UC Santa Barbara geochemist David Valentine is among the authors of a new report about accidental spills of diluted bitumen from pipelines. The report was prepared for the National Academies of Sciences, Engineering, and Medicine.
According to the investigators, diluted bitumen — a type of crude oil commonly made from bitumen extracted from tar sands — has properties that warrant special preparations to limit environmental damage in the event of a spill. Their report suggests the U.S. Department of Transportation (DOT) modify its regulations in order to strengthen preparedness for potential calamities.
“We’re recommending a number of changes to the current regulations for planning the response to pipeline spills because diluted bitumen is different in some ways than traditional crude oils,” said Valentine, a professor in UCSB’s Department of Earth Science. “Changes in properties make the diluted bitumen in the environment behave differently than other crude oils. It tends to rapidly become more adhesive and may also become denser than water. Submergence in aquatic environments is thus a major concern.”
Bitumen is used as a feedstock in oil refineries, but it is too viscous to transport by pipeline unless it is diluted with lighter oils or condensed natural gas. Such diluted bitumen has been transported by pipeline in the U.S. for more than 40 years. The amount conveyed has increased recently as a result of improved extraction technologies and production and exportation by Canada. Both new and existing pipelines are being proposed and developed to accommodate this increased production.
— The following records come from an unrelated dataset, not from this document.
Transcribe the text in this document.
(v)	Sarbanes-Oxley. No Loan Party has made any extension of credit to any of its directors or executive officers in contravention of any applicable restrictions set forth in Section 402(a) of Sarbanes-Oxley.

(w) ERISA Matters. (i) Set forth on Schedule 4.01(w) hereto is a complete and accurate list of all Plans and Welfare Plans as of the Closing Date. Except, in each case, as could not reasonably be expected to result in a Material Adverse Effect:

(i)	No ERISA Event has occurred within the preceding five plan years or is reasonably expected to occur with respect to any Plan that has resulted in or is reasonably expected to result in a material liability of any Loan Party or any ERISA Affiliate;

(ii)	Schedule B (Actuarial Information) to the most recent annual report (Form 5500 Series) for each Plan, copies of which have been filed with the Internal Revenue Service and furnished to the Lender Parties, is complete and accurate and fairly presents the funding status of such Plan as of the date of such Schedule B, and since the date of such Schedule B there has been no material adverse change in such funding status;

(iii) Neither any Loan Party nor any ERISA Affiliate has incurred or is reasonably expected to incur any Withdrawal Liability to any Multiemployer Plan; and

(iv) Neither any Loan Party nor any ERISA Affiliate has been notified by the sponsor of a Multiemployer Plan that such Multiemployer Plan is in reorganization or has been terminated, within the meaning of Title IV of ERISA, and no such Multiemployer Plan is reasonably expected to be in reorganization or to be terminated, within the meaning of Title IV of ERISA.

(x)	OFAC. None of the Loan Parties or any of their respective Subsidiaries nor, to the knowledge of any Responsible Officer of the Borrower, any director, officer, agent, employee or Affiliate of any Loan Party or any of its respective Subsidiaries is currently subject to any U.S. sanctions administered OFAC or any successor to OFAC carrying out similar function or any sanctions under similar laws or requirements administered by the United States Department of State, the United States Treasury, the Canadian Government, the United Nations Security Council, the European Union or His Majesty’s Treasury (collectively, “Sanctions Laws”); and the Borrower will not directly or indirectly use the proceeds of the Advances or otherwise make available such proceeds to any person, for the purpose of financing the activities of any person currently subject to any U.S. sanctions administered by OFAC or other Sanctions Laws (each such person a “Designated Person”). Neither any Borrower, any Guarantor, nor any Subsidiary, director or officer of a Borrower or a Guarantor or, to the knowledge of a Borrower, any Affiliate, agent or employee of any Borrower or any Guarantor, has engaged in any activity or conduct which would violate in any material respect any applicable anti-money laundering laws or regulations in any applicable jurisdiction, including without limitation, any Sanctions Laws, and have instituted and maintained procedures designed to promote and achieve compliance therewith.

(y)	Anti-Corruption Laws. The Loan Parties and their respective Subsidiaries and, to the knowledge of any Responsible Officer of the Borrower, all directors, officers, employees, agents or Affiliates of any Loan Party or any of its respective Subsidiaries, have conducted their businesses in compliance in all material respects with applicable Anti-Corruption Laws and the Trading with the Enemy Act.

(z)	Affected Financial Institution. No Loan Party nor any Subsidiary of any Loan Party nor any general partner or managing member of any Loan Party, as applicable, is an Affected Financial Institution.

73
A 2013 study released by the National Academies found that diluted bitumen is no more likely than other crude oils to be released accidentally from a pipeline. As a follow-up to that study, Congress and the DOT directed the academies to further investigate whether — if a spill occurs — the properties of diluted bitumen differ enough from other types of oil to warrant changes to preparedness or cleanup regulations or to spill response plans.
The new report indicates such changes in regulations and planning are warranted. After a spill, diluted bitumen behaves similarly to other crude oils; however, exposure to the environment induces rapid physical and chemical changes known as “weathering” that are unique to diluted bitumen.
“Within days, diluted bitumen starts to turn into a heavy, viscous, particle-laden residue that can be difficult to recover using traditional response techniques,” Valentine explained. “The residue has a strong tendency to adhere to surfaces, and it poses particular challenges if it is spilled into a body of water, because the residues may submerge or sink to the bottom.”
According to the report, the way diluted bitumen changes after weathering calls for greater concerns and special response strategies and tactics compared with those used for commonly transported crude oil. Currently, the regulations and practices of DOT’s Pipeline and Hazardous Materials Safety Administration (PHMSA) do not take into account the unique properties of diluted bitumen, nor do they encourage effective planning for spills of diluted bitumen.
The scientists recommend a more comprehensive and focused approach to improve preparedness for spills of diluted bitumen and to spur more effective cleanup and mitigation measures when spills do occur. They suggest that PHMSA, together with the U.S. Environmental Protection Agency (EPA), the U.S. Coast Guard (USCG) and state and local governments, take advantage of the area response planning process to increase coordination and share lessons learned in order to strengthen preparedness for spills of diluted bitumen.
The report also proposed that the EPA, the USCG and the oil and pipeline industry support the development of effective, environmentally friendly techniques to detect, contain and recover submerged and sunken oils in aquatic environments. In addition, the scientific committee said that the USCG should revise its oil-grouping classification system to more accurately reflect the properties of diluted bitumen and to recognize it as a potentially nonfloating oil. They also recommended that the National Oceanic and Atmospheric Administration lead an effort to acquire all relevant data that could aid advanced predictive modeling for spills of diluted bitumen being transported by pipeline.
“Although many differences between diluted bitumen and other crude oils are well-established, some remaining areas of uncertainty hamper effective responses to spills,” Valentine said. “Further research is needed in a range of areas, including the ecological and human health risks posed by weathered diluted bitumen, techniques to capture submerged oil in moving water and the application of advanced chemical approaches to understand the compositional changes to diluted bitumen in the environment.”
The study was sponsored by the DOT. The National Academies of Sciences, Engineering, and Medicine operate under an 1863 congressional charter to the National Academy of Sciences signed by President Abraham Lincoln. They are private, nonprofit institutions that provide independent, objective analysis and advice to the nation to solve complex problems and inform public policy decisions related to science, technology and medicine.